A bench vice is very helpful to hold the lower unit in place while you remove and replace the parts.
Start out by removing the 4 nuts that hold the pump housing in place.
Apply firm upward pressure until the pump housing separates. Slide the pump housing and impeller up and off of the drive shaft.
Here is a look at the old pump housing and impeller.
Old and New impeller.
Next, remove the gaskets and keep them in order so you can use them as a guide when replacing the new gaskets. My pump has 3 gaskets.
Replace the new gaskets in the exact order and configuration as the old one’s were removed.
Note the location of the retaining key for the impeller. Slide the new impeller on to the drive shaft and over the retaining key. This will prevent the impeller from spinning on the drive shaft.
Next, slide the new pump housing down the drive shaft and while turning the drive shaft in a CLOCKWISE direction, press the pump housing over the new impeller.
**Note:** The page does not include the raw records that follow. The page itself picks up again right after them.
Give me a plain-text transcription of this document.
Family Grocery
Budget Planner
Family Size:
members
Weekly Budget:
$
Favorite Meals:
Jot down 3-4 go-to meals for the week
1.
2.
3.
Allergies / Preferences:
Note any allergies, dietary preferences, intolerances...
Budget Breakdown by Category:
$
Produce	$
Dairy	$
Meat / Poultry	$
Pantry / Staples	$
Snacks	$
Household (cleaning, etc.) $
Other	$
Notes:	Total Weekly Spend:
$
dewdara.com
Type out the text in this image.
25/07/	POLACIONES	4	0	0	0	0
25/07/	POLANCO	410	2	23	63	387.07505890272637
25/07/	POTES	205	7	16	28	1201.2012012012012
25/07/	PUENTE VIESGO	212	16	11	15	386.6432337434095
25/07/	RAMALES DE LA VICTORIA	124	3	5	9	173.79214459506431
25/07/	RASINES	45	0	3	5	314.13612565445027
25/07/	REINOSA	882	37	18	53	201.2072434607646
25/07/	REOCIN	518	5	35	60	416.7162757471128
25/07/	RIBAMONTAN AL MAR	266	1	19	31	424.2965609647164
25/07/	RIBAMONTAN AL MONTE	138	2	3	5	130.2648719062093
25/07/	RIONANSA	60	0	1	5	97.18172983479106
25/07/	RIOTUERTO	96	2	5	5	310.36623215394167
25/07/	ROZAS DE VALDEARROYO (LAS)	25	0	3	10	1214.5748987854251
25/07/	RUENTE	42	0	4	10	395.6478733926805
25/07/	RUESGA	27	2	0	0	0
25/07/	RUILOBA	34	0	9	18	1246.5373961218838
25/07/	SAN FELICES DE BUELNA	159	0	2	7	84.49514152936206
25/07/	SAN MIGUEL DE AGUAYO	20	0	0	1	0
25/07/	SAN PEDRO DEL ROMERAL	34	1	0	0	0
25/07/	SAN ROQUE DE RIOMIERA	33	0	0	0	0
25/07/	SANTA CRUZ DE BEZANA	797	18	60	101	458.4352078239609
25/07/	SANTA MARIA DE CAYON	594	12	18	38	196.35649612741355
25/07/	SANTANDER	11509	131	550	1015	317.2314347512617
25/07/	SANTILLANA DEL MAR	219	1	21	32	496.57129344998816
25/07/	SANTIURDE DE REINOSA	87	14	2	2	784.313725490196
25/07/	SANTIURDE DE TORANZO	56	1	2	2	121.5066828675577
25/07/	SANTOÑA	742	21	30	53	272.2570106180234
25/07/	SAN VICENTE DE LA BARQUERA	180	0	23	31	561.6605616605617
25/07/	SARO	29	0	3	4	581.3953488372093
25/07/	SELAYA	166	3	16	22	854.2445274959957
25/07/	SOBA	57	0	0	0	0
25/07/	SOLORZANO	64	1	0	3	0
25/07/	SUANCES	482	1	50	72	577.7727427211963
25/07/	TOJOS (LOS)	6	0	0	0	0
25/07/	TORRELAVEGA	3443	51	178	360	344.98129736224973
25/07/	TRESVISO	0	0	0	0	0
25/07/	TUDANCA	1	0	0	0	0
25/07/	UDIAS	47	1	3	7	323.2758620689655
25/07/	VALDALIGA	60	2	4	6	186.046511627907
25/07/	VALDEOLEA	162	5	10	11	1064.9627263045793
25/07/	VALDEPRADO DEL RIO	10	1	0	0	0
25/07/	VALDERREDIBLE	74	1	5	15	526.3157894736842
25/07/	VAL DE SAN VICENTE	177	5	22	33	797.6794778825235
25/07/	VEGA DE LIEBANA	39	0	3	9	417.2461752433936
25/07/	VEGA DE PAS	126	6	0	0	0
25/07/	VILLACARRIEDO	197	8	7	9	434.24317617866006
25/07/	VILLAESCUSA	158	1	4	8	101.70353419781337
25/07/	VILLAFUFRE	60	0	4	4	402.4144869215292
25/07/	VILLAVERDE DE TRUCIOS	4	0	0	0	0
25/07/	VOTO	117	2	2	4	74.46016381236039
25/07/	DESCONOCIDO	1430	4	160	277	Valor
Replace the 4 nuts securing the pump housing in place.
Next, place the new pilot tube in the pump housing, and slide the new “Slinger” gasket down the drive shaft sealing up the water pump.
Now, with your extra set of hands, line everything up and slide the lower unit back onto the motor. You may find that you will need to turn the drive shaft slightly in a clockwise direction to line up the splines to the power head. Make sure your shift linkages are in place and reconnect the speedometer line.
Replace all of the bolts and tighten everything up. Drop the motor out of gear. This will tell you if you have the shift linkages hooked up correctly. The prop should spin freely at this point.
A final touch up of new paint and she is good as new.
When you first run the motor, check for water flow out of the pee hole. You are done! Now finish off that beer!